Vietnamese Minister of Industry and Trade Nguyen Hong Dien (C) is seen during a trade negotiation session in Washington D.C. with U.S. Commerce Secretary Howard Lutnick (L) and U.S. Trade Representative Jamieson Greer. Photo: Ministry of Industry and Trade.
On the early hours of August 1 (Vietnam time), the White House published President Donald Trump’s Executive Order revising tariff rates for 69 countries and territories listed in Annex I, including Vietnam.
Accordingly, a 20-percent rate is now applied to the Southeast Asian country, replacing the 46-percent rate announced in early April, which had been suspended for 90 days to allow for negotiations on a reciprocal trade agreement.
From late April, Vietnam’s trade delegation, led by Minister Nguyen Hong Dien, and American negotiators headed by U.S. Trade Representative Jamieson Greer, with support from U.S. Commerce Secretary Howard Lutnick, held multiple technical and ministerial level meetings.

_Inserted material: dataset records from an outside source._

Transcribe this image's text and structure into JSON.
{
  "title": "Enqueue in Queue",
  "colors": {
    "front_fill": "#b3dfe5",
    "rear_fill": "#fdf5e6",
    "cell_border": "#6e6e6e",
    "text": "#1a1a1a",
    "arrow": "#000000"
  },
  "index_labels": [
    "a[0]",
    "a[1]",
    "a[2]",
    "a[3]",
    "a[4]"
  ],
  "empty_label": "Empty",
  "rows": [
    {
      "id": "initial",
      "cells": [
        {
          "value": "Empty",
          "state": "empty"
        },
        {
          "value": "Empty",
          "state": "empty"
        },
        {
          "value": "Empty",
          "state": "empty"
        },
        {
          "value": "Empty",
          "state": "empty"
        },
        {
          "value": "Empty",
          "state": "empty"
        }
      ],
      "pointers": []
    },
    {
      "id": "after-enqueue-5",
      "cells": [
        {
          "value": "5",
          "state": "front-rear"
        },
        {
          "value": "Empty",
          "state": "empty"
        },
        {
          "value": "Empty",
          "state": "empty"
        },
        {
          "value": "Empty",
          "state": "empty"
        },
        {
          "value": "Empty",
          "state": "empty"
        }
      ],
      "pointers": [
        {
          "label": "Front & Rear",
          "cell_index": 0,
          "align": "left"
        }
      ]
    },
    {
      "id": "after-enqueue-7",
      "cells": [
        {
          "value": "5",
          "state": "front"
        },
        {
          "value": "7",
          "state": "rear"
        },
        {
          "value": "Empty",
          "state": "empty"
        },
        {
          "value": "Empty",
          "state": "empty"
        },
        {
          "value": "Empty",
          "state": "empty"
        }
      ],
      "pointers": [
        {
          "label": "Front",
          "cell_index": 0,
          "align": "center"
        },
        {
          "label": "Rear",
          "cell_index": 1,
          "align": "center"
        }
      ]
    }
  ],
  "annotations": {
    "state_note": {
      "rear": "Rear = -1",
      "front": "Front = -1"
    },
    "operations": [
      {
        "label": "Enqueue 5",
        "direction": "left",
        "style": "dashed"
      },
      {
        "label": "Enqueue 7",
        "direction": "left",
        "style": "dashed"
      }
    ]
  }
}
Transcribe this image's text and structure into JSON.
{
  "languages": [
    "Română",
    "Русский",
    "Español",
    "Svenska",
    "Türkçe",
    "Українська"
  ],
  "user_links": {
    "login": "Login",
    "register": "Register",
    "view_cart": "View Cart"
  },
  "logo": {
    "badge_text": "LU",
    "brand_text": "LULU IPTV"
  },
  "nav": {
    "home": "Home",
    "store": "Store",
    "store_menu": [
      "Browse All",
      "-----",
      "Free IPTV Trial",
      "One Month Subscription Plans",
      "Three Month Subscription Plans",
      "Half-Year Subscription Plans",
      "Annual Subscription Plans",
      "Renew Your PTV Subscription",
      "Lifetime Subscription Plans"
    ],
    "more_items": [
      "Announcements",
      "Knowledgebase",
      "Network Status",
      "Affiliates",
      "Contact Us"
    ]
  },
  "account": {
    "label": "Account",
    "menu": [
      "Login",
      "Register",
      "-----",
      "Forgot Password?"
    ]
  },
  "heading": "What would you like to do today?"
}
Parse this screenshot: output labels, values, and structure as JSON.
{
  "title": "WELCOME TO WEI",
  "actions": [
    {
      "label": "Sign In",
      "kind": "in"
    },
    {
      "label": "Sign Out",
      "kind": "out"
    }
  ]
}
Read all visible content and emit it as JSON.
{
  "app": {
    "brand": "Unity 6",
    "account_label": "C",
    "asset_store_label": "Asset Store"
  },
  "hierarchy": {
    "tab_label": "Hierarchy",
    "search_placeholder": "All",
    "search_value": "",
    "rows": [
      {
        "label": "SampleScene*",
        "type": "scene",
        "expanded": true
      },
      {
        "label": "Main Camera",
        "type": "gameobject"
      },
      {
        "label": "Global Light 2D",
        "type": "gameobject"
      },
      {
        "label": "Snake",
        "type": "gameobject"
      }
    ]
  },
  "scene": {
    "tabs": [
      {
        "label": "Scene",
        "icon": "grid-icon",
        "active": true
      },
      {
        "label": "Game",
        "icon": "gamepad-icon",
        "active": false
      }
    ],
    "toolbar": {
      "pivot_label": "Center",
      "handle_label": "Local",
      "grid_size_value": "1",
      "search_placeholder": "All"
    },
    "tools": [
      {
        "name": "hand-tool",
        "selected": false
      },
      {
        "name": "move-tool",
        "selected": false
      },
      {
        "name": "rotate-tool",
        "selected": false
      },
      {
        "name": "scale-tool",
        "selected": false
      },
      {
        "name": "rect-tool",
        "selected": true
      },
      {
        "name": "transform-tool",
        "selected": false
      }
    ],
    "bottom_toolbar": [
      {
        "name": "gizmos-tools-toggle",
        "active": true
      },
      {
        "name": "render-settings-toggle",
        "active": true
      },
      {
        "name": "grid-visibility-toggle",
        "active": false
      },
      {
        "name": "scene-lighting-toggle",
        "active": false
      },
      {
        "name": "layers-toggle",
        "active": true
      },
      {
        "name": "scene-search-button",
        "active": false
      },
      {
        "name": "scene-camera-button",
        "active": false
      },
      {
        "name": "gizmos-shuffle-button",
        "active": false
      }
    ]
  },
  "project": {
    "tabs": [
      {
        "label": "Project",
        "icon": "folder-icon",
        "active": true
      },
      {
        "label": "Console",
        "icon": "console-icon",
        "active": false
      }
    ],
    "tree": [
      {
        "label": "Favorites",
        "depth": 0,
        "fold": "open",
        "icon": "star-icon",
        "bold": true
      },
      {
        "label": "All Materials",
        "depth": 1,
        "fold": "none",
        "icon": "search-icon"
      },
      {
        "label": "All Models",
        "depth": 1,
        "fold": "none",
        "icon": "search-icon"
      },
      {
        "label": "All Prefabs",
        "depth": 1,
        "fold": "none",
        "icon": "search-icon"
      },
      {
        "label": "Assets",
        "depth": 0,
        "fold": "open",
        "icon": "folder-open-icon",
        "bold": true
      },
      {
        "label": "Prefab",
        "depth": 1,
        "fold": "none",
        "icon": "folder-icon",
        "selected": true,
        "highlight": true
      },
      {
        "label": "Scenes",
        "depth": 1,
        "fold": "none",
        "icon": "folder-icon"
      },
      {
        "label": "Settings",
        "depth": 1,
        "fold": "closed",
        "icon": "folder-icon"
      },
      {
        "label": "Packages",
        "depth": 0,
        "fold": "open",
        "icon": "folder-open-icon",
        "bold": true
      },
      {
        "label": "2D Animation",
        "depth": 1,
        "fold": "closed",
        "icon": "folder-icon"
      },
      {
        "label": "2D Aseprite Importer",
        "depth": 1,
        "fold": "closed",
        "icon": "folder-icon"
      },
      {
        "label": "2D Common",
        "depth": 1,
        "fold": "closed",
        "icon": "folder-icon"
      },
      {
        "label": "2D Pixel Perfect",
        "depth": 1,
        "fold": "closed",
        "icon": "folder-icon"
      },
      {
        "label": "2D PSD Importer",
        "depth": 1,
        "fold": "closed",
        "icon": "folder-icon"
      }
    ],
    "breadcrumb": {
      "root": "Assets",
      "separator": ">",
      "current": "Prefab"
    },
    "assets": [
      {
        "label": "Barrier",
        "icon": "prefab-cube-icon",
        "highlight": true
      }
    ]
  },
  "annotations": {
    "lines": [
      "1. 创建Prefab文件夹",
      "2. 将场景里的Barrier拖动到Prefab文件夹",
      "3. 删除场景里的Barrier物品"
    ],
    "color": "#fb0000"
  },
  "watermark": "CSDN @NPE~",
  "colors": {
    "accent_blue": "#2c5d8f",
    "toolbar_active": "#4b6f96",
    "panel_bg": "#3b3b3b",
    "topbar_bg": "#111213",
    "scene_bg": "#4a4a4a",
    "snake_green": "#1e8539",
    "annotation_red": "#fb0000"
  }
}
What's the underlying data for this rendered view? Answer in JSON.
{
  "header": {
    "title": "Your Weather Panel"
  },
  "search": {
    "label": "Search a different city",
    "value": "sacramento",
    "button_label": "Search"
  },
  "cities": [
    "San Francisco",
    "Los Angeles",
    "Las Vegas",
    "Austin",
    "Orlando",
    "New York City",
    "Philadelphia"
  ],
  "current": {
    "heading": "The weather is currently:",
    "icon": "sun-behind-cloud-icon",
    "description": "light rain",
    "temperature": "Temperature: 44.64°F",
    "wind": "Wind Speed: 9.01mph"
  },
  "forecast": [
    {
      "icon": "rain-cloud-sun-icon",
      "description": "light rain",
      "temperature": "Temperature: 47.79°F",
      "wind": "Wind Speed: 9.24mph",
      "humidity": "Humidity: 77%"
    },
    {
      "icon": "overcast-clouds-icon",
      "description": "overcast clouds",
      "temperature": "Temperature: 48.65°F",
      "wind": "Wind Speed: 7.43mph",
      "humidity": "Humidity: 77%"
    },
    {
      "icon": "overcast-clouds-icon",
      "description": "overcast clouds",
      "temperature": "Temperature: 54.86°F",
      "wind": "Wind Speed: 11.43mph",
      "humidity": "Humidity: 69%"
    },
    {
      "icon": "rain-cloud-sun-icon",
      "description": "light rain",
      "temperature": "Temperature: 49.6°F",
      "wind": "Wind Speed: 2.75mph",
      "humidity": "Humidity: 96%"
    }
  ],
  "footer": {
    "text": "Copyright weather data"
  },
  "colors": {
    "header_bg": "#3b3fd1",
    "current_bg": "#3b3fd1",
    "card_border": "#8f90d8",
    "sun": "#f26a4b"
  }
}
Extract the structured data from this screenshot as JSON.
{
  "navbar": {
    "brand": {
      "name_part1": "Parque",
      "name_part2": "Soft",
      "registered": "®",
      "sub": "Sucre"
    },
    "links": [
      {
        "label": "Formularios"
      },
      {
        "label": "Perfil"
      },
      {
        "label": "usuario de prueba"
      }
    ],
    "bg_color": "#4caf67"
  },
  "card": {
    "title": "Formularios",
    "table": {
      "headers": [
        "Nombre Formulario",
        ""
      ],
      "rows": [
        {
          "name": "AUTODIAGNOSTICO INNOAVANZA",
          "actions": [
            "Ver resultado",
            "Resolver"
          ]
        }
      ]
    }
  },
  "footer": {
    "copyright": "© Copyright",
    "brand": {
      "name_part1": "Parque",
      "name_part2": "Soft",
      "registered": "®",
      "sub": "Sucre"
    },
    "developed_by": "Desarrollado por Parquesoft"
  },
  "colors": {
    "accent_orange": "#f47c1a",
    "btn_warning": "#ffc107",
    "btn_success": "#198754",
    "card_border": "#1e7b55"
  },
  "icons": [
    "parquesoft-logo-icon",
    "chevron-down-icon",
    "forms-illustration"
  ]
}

Negotiations covered a broad set of issues, including reciprocal tariffs, rules of origin, customs procedures, agriculture, non-tariff measures, digital trade, services and investment, intellectual property, sustainable development, supply chains and broader trade cooperation.
These intensive talks culminated in a substantial reduction of U.S. reciprocal tariffs on goods exported from Vietnam.
The ministry emphasized that both sides will continue following discussions to finalize a comprehensive reciprocal trade agreement grounded in the principles of openness, constructiveness, equality, respect for independence and political systems, mutual benefit, and attention to each country’s level of development.
Future efforts will focus on cultivating stable and mutually beneficial economic, trade, and investment relations in line with the Vietnam–U.S. strategic comprehensive partnership, established in September 2023.
According to U.S. Customs data, total bilateral trade between Vietnam and the U.S. reached $149.7 billion in 2024, with U.S. imports from Vietnam totaling $136.6 billion and U.S. exports to Vietnam at $13.1 billion.
This resulted in a U.S. trade deficit with Vietnam of $123.5 billion, making Vietnam the third-largest country shipping a surplus to the U.S., after China and Mexico.
In the first five months of 2025, two-way trade rose 36.5 percent year-on-year to approximately $77.4 billion, with Vietnam recording a $64.8 billion trade surplus, ranking fourth among countries with the largest trade surpluses with the U.S., following China, Mexico, and Iceland.
Currently, the U.S. is Vietnam's second-largest trading partner after China and the largest destination for Vietnamese exports, according to the Vietnam Customs.